Ve bir de kişi başı 10.—lira ödemeyle dinleme
şansı bulduğunuz gerçek sanatçıları düşünün…
Meselâ...
Siz hiç, bayram ya da yılbaşında
gecelik konaklama fiyatı kişi başına 400 lira olan
Kıbrıs ya da Akdeniz otellerinde
Melihat Gülses konseri olduğunu duydunuz veya bir
yerde okudunuz mu?..
Ama bet sesli, koca
kalçalı, iri (silikonlu) memeleri degajesini yırtan kadınları
dinleyen on binlerce para zengini ve fakat
gusto fukarası vatandaş var…
Daha bir ay kadar önce İzmir Balçova'da yeniden
dizayn edilerek hizmete açılan bir otelde neden Dilek
Turkan değil de kara bıyıklı, ince sesli, kadınları
dövmesiyle ün yapmış bir arabeskçi çıktı sahneye?..
Hem de İstanbul- Ankara ve İzmir sosyetesi(!)
cümbür cemaat otelin açılışında o kadın sesli, kötü şiveli
arabeskçiyi dinlediler çığlıklar atarak...

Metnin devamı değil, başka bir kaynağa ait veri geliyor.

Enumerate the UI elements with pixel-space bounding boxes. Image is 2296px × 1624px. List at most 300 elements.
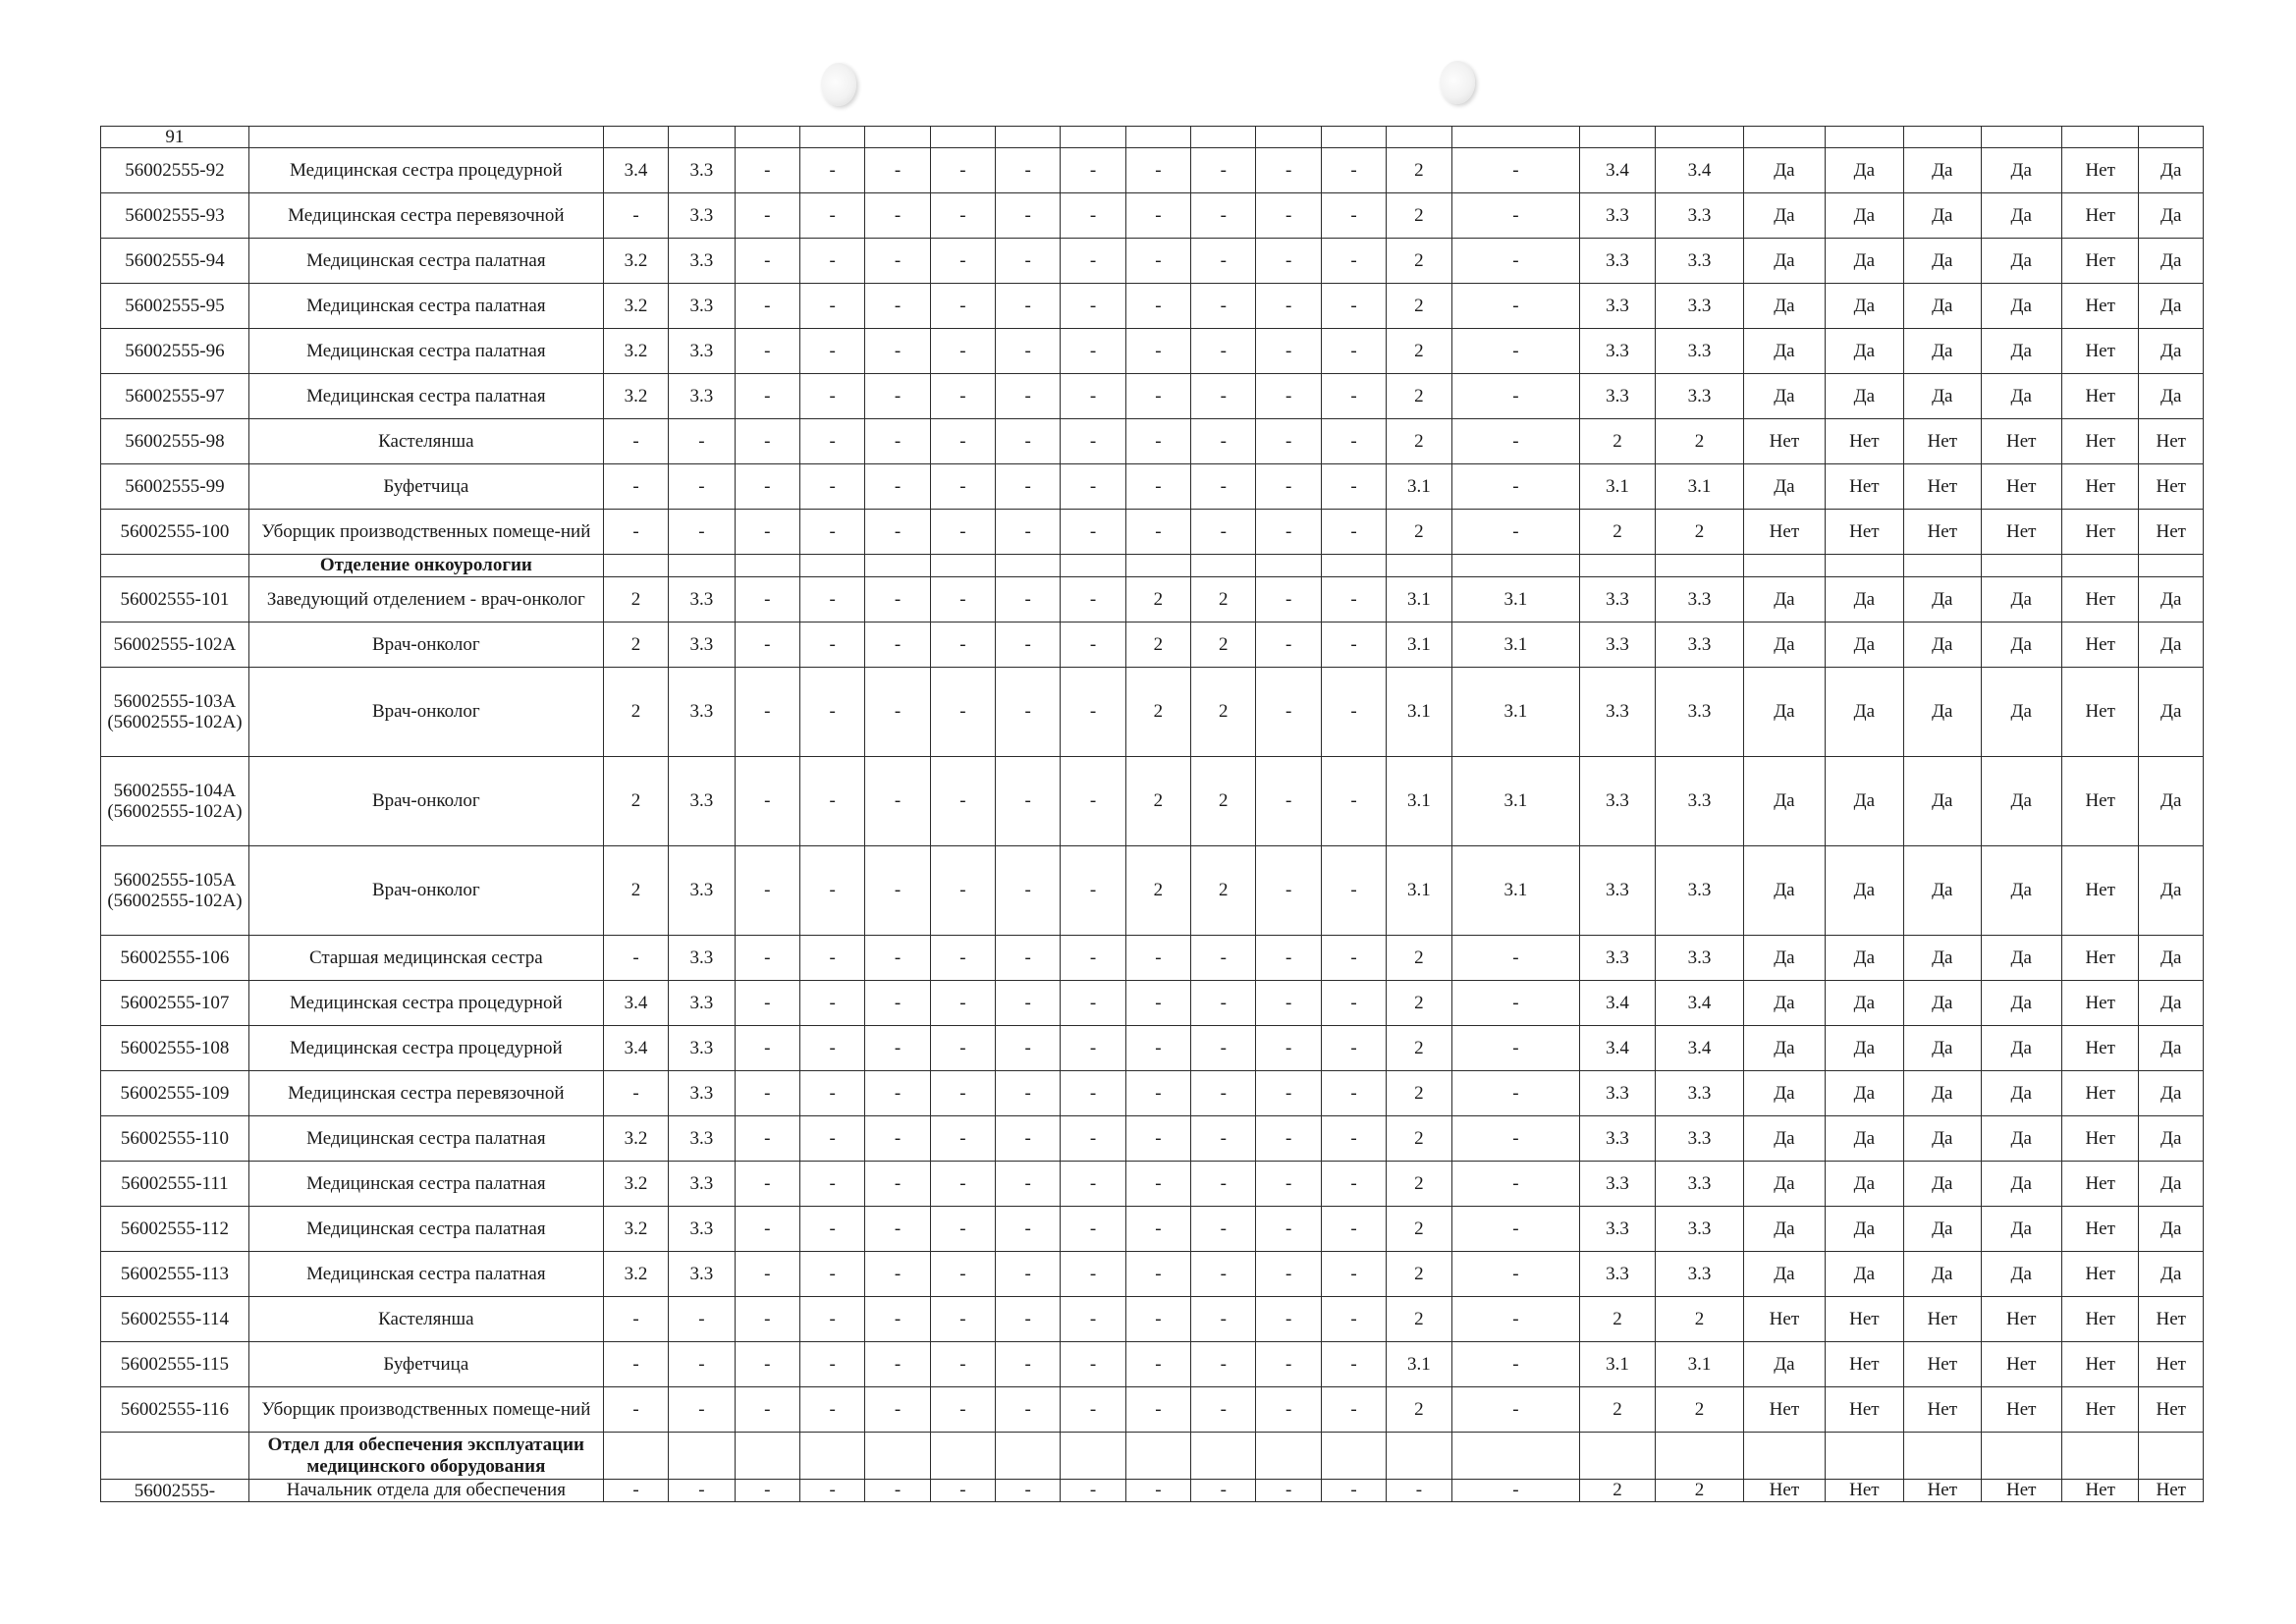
value-cell: - — [996, 1071, 1061, 1116]
value-cell: Нет — [1744, 1297, 1825, 1342]
value-cell: - — [799, 1297, 864, 1342]
value-cell: Да — [1825, 577, 1903, 623]
value-cell: - — [1256, 1252, 1321, 1297]
value-cell: Да — [1981, 329, 2061, 374]
position-name-cell: Медицинская сестра палатная — [248, 1207, 603, 1252]
value-cell — [1825, 1433, 1903, 1480]
value-cell: Да — [1744, 757, 1825, 846]
value-cell: 2 — [603, 846, 668, 936]
value-cell: - — [1061, 1071, 1125, 1116]
value-cell: 2 — [1387, 148, 1451, 193]
value-cell: 3.1 — [1655, 464, 1744, 510]
value-cell: - — [1321, 757, 1386, 846]
value-cell — [1904, 555, 1981, 577]
value-cell: - — [1451, 419, 1580, 464]
value-cell: Да — [1744, 239, 1825, 284]
value-cell: - — [1125, 1342, 1190, 1387]
value-cell: - — [1256, 1026, 1321, 1071]
value-cell: - — [1321, 239, 1386, 284]
value-cell: Нет — [1904, 1387, 1981, 1433]
value-cell: - — [865, 510, 930, 555]
value-cell — [669, 127, 735, 148]
value-cell: Нет — [2061, 193, 2138, 239]
value-cell: - — [799, 981, 864, 1026]
section-title: Отдел для обеспечения эксплуатации медицинского оборудования — [248, 1433, 603, 1480]
row-id-cell: 56002555-103А (56002555-102А) — [101, 668, 249, 757]
value-cell: 3.3 — [1580, 374, 1655, 419]
value-cell: - — [1451, 1387, 1580, 1433]
value-cell: - — [1321, 510, 1386, 555]
value-cell: - — [1321, 1116, 1386, 1162]
value-cell: 3.3 — [669, 936, 735, 981]
position-name-cell: Медицинская сестра палатная — [248, 374, 603, 419]
value-cell: - — [799, 577, 864, 623]
value-cell — [669, 555, 735, 577]
value-cell: - — [1256, 1162, 1321, 1207]
row-id-cell: 56002555-102А — [101, 623, 249, 668]
value-cell: Да — [1904, 981, 1981, 1026]
value-cell: Нет — [1825, 419, 1903, 464]
value-cell — [1580, 555, 1655, 577]
row-id-cell: 56002555-96 — [101, 329, 249, 374]
value-cell: Да — [1825, 668, 1903, 757]
value-cell: - — [1321, 936, 1386, 981]
value-cell: Нет — [2061, 668, 2138, 757]
value-cell: 3.1 — [1580, 464, 1655, 510]
value-cell: - — [1125, 464, 1190, 510]
value-cell: 3.4 — [1655, 981, 1744, 1026]
value-cell: - — [1256, 936, 1321, 981]
value-cell — [1981, 1433, 2061, 1480]
table-row — [101, 1071, 2204, 1116]
value-cell: - — [1125, 148, 1190, 193]
value-cell: Да — [1904, 577, 1981, 623]
value-cell: 2 — [1580, 510, 1655, 555]
value-cell: - — [603, 419, 668, 464]
value-cell: - — [799, 148, 864, 193]
value-cell: - — [865, 1387, 930, 1433]
value-cell: 3.3 — [1655, 374, 1744, 419]
value-cell: 3.3 — [1580, 623, 1655, 668]
value-cell: Нет — [1904, 1297, 1981, 1342]
value-cell: 3.3 — [1580, 193, 1655, 239]
value-cell: 2 — [1655, 510, 1744, 555]
value-cell: - — [1256, 668, 1321, 757]
value-cell: 3.3 — [669, 757, 735, 846]
value-cell: - — [865, 668, 930, 757]
value-cell: - — [1191, 981, 1256, 1026]
value-cell: 2 — [603, 577, 668, 623]
value-cell: Да — [1825, 1071, 1903, 1116]
value-cell: Нет — [1744, 419, 1825, 464]
value-cell: - — [1321, 193, 1386, 239]
value-cell: 2 — [1387, 1116, 1451, 1162]
value-cell: Нет — [1825, 510, 1903, 555]
table-row — [101, 1116, 2204, 1162]
value-cell: Да — [1981, 239, 2061, 284]
value-cell: - — [799, 419, 864, 464]
value-cell: - — [735, 1387, 799, 1433]
position-name-cell: Врач-онколог — [248, 668, 603, 757]
row-id-cell: 56002555- — [101, 1480, 249, 1502]
value-cell: - — [1321, 1162, 1386, 1207]
value-cell: - — [1061, 510, 1125, 555]
value-cell: Нет — [2061, 510, 2138, 555]
value-cell: 2 — [1387, 1297, 1451, 1342]
value-cell: 3.1 — [1580, 1342, 1655, 1387]
value-cell: 3.3 — [669, 193, 735, 239]
value-cell: Да — [1825, 329, 1903, 374]
value-cell: 2 — [1655, 1480, 1744, 1502]
value-cell: Нет — [1904, 1342, 1981, 1387]
value-cell: Да — [2139, 1252, 2204, 1297]
table-row — [101, 846, 2204, 936]
value-cell: 3.3 — [1655, 1162, 1744, 1207]
value-cell: - — [996, 1116, 1061, 1162]
value-cell — [2061, 127, 2138, 148]
value-cell: - — [996, 623, 1061, 668]
value-cell — [2061, 555, 2138, 577]
value-cell: Да — [1825, 374, 1903, 419]
value-cell: - — [1321, 1071, 1386, 1116]
value-cell: Да — [1825, 1162, 1903, 1207]
value-cell: 3.3 — [1655, 1207, 1744, 1252]
value-cell: Да — [1825, 193, 1903, 239]
value-cell: 3.3 — [1655, 193, 1744, 239]
value-cell: - — [996, 193, 1061, 239]
value-cell: 2 — [603, 623, 668, 668]
value-cell: - — [1191, 1162, 1256, 1207]
value-cell — [799, 1433, 864, 1480]
value-cell: Да — [1744, 374, 1825, 419]
value-cell — [1451, 127, 1580, 148]
punch-hole-left — [821, 63, 856, 106]
value-cell: 3.3 — [1580, 668, 1655, 757]
value-cell: 3.4 — [1655, 148, 1744, 193]
value-cell: - — [1061, 623, 1125, 668]
value-cell: - — [1321, 1297, 1386, 1342]
value-cell: - — [1191, 419, 1256, 464]
value-cell — [2139, 1433, 2204, 1480]
value-cell: - — [1321, 419, 1386, 464]
value-cell: 2 — [1125, 668, 1190, 757]
value-cell — [1191, 127, 1256, 148]
value-cell: - — [1125, 419, 1190, 464]
value-cell: - — [1256, 981, 1321, 1026]
value-cell: - — [1451, 981, 1580, 1026]
value-cell: - — [930, 1071, 995, 1116]
value-cell: 3.2 — [603, 1116, 668, 1162]
value-cell: Нет — [2139, 1480, 2204, 1502]
value-cell: - — [735, 510, 799, 555]
value-cell: - — [1451, 1162, 1580, 1207]
table-row — [101, 374, 2204, 419]
value-cell: - — [735, 148, 799, 193]
value-cell: - — [865, 1116, 930, 1162]
value-cell: - — [1256, 1387, 1321, 1433]
value-cell: - — [735, 936, 799, 981]
value-cell: - — [930, 284, 995, 329]
value-cell: - — [735, 1297, 799, 1342]
row-id-cell: 56002555-106 — [101, 936, 249, 981]
value-cell: 3.3 — [669, 577, 735, 623]
value-cell: 3.1 — [1387, 464, 1451, 510]
row-id-cell: 56002555-97 — [101, 374, 249, 419]
value-cell — [1061, 127, 1125, 148]
value-cell: - — [1191, 510, 1256, 555]
value-cell: - — [865, 1342, 930, 1387]
value-cell: - — [1191, 1342, 1256, 1387]
value-cell: 3.3 — [1655, 623, 1744, 668]
value-cell — [1825, 555, 1903, 577]
value-cell: - — [930, 936, 995, 981]
value-cell: 3.3 — [669, 1252, 735, 1297]
value-cell: - — [1125, 981, 1190, 1026]
value-cell: - — [1125, 1071, 1190, 1116]
value-cell: - — [799, 1207, 864, 1252]
value-cell: Да — [2139, 757, 2204, 846]
value-cell — [1451, 1433, 1580, 1480]
value-cell — [735, 1433, 799, 1480]
value-cell: - — [930, 510, 995, 555]
value-cell: - — [1191, 1071, 1256, 1116]
value-cell: Да — [1825, 981, 1903, 1026]
value-cell: Нет — [1825, 464, 1903, 510]
value-cell: - — [1451, 1026, 1580, 1071]
value-cell — [1321, 127, 1386, 148]
value-cell: - — [799, 936, 864, 981]
position-name-cell: Кастелянша — [248, 419, 603, 464]
value-cell: Нет — [1981, 1480, 2061, 1502]
value-cell: Нет — [1904, 419, 1981, 464]
document-sheet — [100, 126, 2204, 1502]
value-cell: Да — [1981, 757, 2061, 846]
value-cell: 2 — [1191, 577, 1256, 623]
value-cell: - — [1061, 1297, 1125, 1342]
value-cell: - — [735, 846, 799, 936]
value-cell: - — [1451, 936, 1580, 981]
value-cell: - — [930, 419, 995, 464]
value-cell: Да — [1825, 1207, 1903, 1252]
value-cell: - — [1191, 1116, 1256, 1162]
value-cell: - — [1191, 1387, 1256, 1433]
value-cell: Да — [1981, 1207, 2061, 1252]
value-cell: - — [1061, 668, 1125, 757]
value-cell: - — [799, 1116, 864, 1162]
value-cell: - — [930, 577, 995, 623]
value-cell: - — [735, 284, 799, 329]
value-cell — [799, 127, 864, 148]
value-cell: Нет — [2061, 1026, 2138, 1071]
value-cell: Да — [1744, 981, 1825, 1026]
value-cell: - — [1191, 193, 1256, 239]
value-cell — [865, 555, 930, 577]
value-cell: - — [1061, 1162, 1125, 1207]
value-cell — [1744, 127, 1825, 148]
position-name-cell: Медицинская сестра процедурной — [248, 1026, 603, 1071]
value-cell: 2 — [1191, 623, 1256, 668]
value-cell: - — [865, 1026, 930, 1071]
value-cell: 2 — [1387, 284, 1451, 329]
value-cell: 3.1 — [1387, 1342, 1451, 1387]
value-cell — [1191, 555, 1256, 577]
value-cell: - — [1191, 329, 1256, 374]
value-cell: Да — [2139, 623, 2204, 668]
value-cell: - — [735, 668, 799, 757]
value-cell: 3.2 — [603, 1252, 668, 1297]
value-cell: Нет — [1825, 1387, 1903, 1433]
value-cell: - — [603, 1297, 668, 1342]
value-cell: Нет — [1981, 1387, 2061, 1433]
value-cell: Да — [2139, 1071, 2204, 1116]
value-cell: Да — [2139, 193, 2204, 239]
value-cell: Да — [2139, 284, 2204, 329]
value-cell: - — [1061, 1480, 1125, 1502]
value-cell: Да — [2139, 981, 2204, 1026]
table-row — [101, 1387, 2204, 1433]
value-cell: - — [1061, 419, 1125, 464]
value-cell: - — [996, 936, 1061, 981]
value-cell: - — [1191, 464, 1256, 510]
value-cell: Да — [1981, 193, 2061, 239]
row-id-cell: 91 — [101, 127, 249, 148]
value-cell: Да — [1981, 623, 2061, 668]
value-cell: - — [1321, 148, 1386, 193]
value-cell: - — [996, 419, 1061, 464]
value-cell: - — [865, 464, 930, 510]
value-cell: Да — [1981, 374, 2061, 419]
value-cell: Да — [1981, 148, 2061, 193]
value-cell: Нет — [1981, 1342, 2061, 1387]
value-cell: 2 — [1655, 1387, 1744, 1433]
row-id-cell: 56002555-108 — [101, 1026, 249, 1071]
value-cell: - — [1451, 1297, 1580, 1342]
value-cell: - — [930, 329, 995, 374]
row-id-cell: 56002555-114 — [101, 1297, 249, 1342]
value-cell: 3.3 — [1580, 329, 1655, 374]
value-cell: Да — [1744, 1116, 1825, 1162]
value-cell: - — [930, 1116, 995, 1162]
position-name-cell: Уборщик производственных помеще-ний — [248, 1387, 603, 1433]
value-cell: - — [1256, 757, 1321, 846]
value-cell: Да — [1981, 1252, 2061, 1297]
value-cell: Да — [1981, 577, 2061, 623]
value-cell: 3.1 — [1451, 757, 1580, 846]
value-cell: 2 — [1387, 510, 1451, 555]
value-cell: Да — [2139, 148, 2204, 193]
value-cell — [2139, 555, 2204, 577]
table-row — [101, 419, 2204, 464]
value-cell: Да — [1981, 936, 2061, 981]
value-cell: - — [1321, 374, 1386, 419]
value-cell: Нет — [1904, 510, 1981, 555]
value-cell: - — [603, 464, 668, 510]
value-cell: 3.1 — [1451, 623, 1580, 668]
value-cell: 3.3 — [1580, 284, 1655, 329]
value-cell — [1655, 555, 1744, 577]
value-cell — [1191, 1433, 1256, 1480]
value-cell: 2 — [1387, 419, 1451, 464]
value-cell: - — [1191, 374, 1256, 419]
value-cell: - — [1321, 1252, 1386, 1297]
value-cell: - — [669, 1342, 735, 1387]
value-cell — [669, 1433, 735, 1480]
value-cell: - — [735, 464, 799, 510]
value-cell: 3.3 — [1655, 284, 1744, 329]
row-id-cell: 56002555-110 — [101, 1116, 249, 1162]
value-cell: Нет — [2139, 1297, 2204, 1342]
value-cell: - — [603, 193, 668, 239]
value-cell: - — [1256, 846, 1321, 936]
value-cell: - — [1451, 464, 1580, 510]
value-cell: - — [1125, 1387, 1190, 1433]
value-cell — [996, 1433, 1061, 1480]
value-cell: - — [1256, 1071, 1321, 1116]
value-cell: - — [669, 510, 735, 555]
value-cell: 3.2 — [603, 284, 668, 329]
value-cell: 2 — [1387, 193, 1451, 239]
value-cell: - — [996, 1207, 1061, 1252]
value-cell: - — [865, 936, 930, 981]
value-cell: Нет — [2061, 577, 2138, 623]
table-row — [101, 148, 2204, 193]
value-cell: 3.3 — [1655, 239, 1744, 284]
value-cell: 3.3 — [1655, 668, 1744, 757]
value-cell: - — [1256, 148, 1321, 193]
value-cell: Нет — [1981, 419, 2061, 464]
value-cell: 2 — [1387, 1207, 1451, 1252]
value-cell: Нет — [2139, 510, 2204, 555]
value-cell: - — [603, 510, 668, 555]
value-cell: - — [865, 846, 930, 936]
value-cell: 3.3 — [669, 148, 735, 193]
value-cell: - — [799, 329, 864, 374]
value-cell — [1387, 1433, 1451, 1480]
value-cell: 3.2 — [603, 239, 668, 284]
value-cell: 3.3 — [1580, 1162, 1655, 1207]
value-cell: - — [996, 1297, 1061, 1342]
value-cell: - — [930, 193, 995, 239]
value-cell: 3.3 — [669, 374, 735, 419]
value-cell: Да — [1825, 239, 1903, 284]
value-cell: Да — [2139, 1162, 2204, 1207]
value-cell: - — [865, 329, 930, 374]
value-cell: - — [865, 577, 930, 623]
value-cell: - — [865, 1480, 930, 1502]
value-cell: - — [1321, 1342, 1386, 1387]
value-cell: 3.3 — [669, 981, 735, 1026]
value-cell: - — [1321, 329, 1386, 374]
position-name-cell: Медицинская сестра палатная — [248, 329, 603, 374]
value-cell: 2 — [1387, 981, 1451, 1026]
value-cell: - — [996, 239, 1061, 284]
value-cell: - — [735, 329, 799, 374]
value-cell: - — [1256, 510, 1321, 555]
value-cell — [865, 1433, 930, 1480]
value-cell: 3.3 — [669, 1207, 735, 1252]
value-cell: - — [735, 1342, 799, 1387]
value-cell: Нет — [2139, 464, 2204, 510]
value-cell: - — [1125, 329, 1190, 374]
value-cell: Да — [2139, 329, 2204, 374]
value-cell: 3.1 — [1655, 1342, 1744, 1387]
value-cell: 3.3 — [1655, 757, 1744, 846]
value-cell — [1061, 1433, 1125, 1480]
table-row — [101, 936, 2204, 981]
row-id-cell — [101, 555, 249, 577]
value-cell: 2 — [1580, 1297, 1655, 1342]
value-cell: - — [1321, 1207, 1386, 1252]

Zaten Dilek Turkan'ı dinleyebilecek kalitede ne
bir politikacı, ne bir işadamı ne de bir gazeteci vardı o
açılışta...
Yani...
Büyük ihtimalle çok yüksek bedel ödenseydi de (kadın sesli
arabeskçiye o gece için 85 bin lira ödendi) Dilek
Turkan o gusto fukaralarına şarkı söylemezdi...
Çiğ köftenin geğirttiği, dişlerini parmaklarıyla temizleyen, gaz
geldiğinde poposunun bir yarısını hafifçe yukarı kaldırıp .suran
tiplerin içki mezesi olmayı kabul etmezdi...

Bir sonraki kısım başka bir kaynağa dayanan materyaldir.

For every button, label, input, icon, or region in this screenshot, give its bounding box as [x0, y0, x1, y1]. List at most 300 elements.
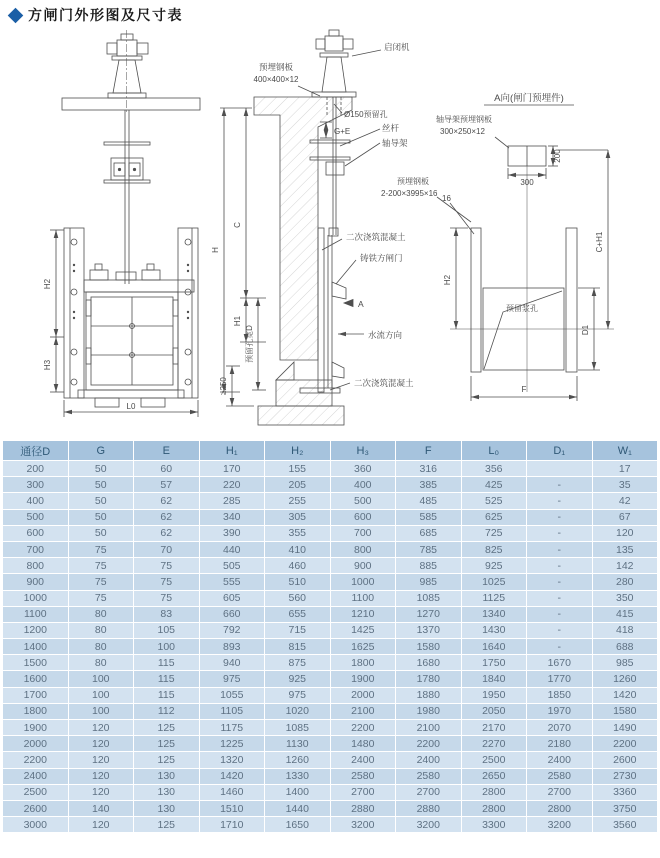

Bu konuda daha o kadar çok örnek verebilirim ki…
Ama neyi değiştiririm?..
Hem zaten kalitesiz kişilik, bet ses, detone gırtlak ancak seksi
fizikleriyle şişkin cüzdanları tahrik eden müthiş .rospuların adını
vermek istemiyorum…
Ya da sabi sübyana ".rospu" diyen kara
bıyıklı ama soprana sesli
adamların...
Yine Binnaz Ergin’in söyledikleriyle devam etmek
istiyorum…
Bakın ne diyor yaralı yüreğiyle Binnaz Ergin:
“….. Her zaman gittiğim spor salonunda da karşıma
çıkmaya başladı. İstiyor ki ‘aaa’ diye üzerine saldırayım, ondan
sonra 15 gün kadın programlarına çıkıp, gözyaşı döksün. Kocamla
tatile gidiyoruz, zırt pırt mesaj atıp, rahatsız ediyor.
Ben eğitimli, işini iyi yapan bir insanım. Boyu 1.75 diye oyuncu
yapılanların yanında konservatuarın iki bölümünü bitirdim. Onu
kültür bakımından 26’ya katlarım. Açıkçası bizim güzelliklere,
kültüre, sanata aklımız eriyor.”
Söylediklerinin neresi "Yalan" ya da
"Yanlış"?..
Külliyen doğru...
Çünkü aynen öyle oluyor...
Ekranlarda program yapan kadın ya da erkek televizyoncular da o
ağlak kadınları tercih ediyorlar konuk olarak...
Neyse…
Daha fazla devam edersem sinir katsayımı kontrol edemeyeceğim…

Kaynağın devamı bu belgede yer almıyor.